カープ時代はサイドハンドから繰り出すキレのある球を武器に先発、中継ぎ、ストッパーと幅広く活躍した小山田保裕さん(42)。現在はDeNAの球団職員として野球の普及活動を行ったり、ファンイベントの企画、運営に携わるなど、多忙な日々を送っている。
横浜スタジアムのすぐそばにある球団事務所で待ち合わせ。スーツ姿で現れた小山田さんは「今は社会人としてどっぷりやっています。引退して8年もたちますから、自分がプロ野球選手だったことも忘れてますね。周りから言われて“あっ、そうだった”と思い出すぐらいです」と柔和な笑顔を見せた。
城西大を経て、98年度ドラフト5位でカープに入団。今季限りで引退した新井とは同期だった。1年目から1軍で活躍した小山田さんが、最も輝きを放ったのが4年目の02年。開幕からストッパーに指名され、直球でグイグイ押し込む強気の投球で44試合に登板、球団史上初の30セーブを挙げた。
当時を懐かしそうに振り返る。「マウンドでは強気に振る舞っていましたけど、リリーフカーに乗る前は必ず嘔吐(えず)いてました。佐々岡さんや黒田さんら先発の人たちの勝ち星を消すわけにはいきませんから、プレッシャーは相当なものでした」。シーズン終盤は疲れも蓄積し、なかなか3人でピシャリと抑えることができなかった。「ファンの人たちにもヒヤヒヤさせてしまって本当に申し訳なかったと思っています」。元来は気が優しくて穏やかな性格。勝負の世界で勝ち抜くために現役時代はヒゲをはやしていた。「ヒゲをはやすとワイルドというか攻撃的というか、そういうスイッチが入ったんです」と笑う。
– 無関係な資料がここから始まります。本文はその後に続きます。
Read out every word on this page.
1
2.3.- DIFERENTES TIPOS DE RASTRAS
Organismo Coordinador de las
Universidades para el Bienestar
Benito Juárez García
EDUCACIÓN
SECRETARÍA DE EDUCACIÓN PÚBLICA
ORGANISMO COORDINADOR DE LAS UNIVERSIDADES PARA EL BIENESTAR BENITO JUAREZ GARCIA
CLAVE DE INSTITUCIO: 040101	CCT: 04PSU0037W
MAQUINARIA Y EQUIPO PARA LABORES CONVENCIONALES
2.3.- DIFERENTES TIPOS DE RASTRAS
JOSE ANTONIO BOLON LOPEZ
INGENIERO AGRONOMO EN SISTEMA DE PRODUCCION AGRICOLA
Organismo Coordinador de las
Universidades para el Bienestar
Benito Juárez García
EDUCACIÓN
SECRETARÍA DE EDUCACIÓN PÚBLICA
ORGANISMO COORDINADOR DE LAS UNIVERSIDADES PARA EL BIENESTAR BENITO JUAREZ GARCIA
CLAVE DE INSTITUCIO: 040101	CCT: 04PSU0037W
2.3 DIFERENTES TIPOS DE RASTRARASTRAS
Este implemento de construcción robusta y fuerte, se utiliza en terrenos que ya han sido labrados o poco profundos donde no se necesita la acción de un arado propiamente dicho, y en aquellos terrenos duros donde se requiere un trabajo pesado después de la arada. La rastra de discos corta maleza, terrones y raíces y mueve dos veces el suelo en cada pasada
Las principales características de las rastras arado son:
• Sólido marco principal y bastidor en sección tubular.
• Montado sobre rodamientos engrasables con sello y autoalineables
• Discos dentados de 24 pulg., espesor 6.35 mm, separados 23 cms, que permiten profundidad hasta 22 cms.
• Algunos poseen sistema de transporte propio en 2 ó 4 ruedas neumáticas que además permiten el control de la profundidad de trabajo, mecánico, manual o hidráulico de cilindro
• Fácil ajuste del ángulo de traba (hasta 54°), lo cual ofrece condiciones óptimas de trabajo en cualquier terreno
04年途中からは先発に転向し、10月7日の中日戦では151球完封勝利をマーク。05年も先発陣の一角として開幕を迎え、5月までに2完封を含む4完投、5勝を挙げてチームに貢献したが、その後は右肩痛を訴え、苦しんだ。08年に横浜へ移籍。1年目は39試合に登板したが、再び右肩痛に見舞われ、10年限りで引退した。通算成績は251試合に登板し、19勝26敗37セーブ、防御率4・04。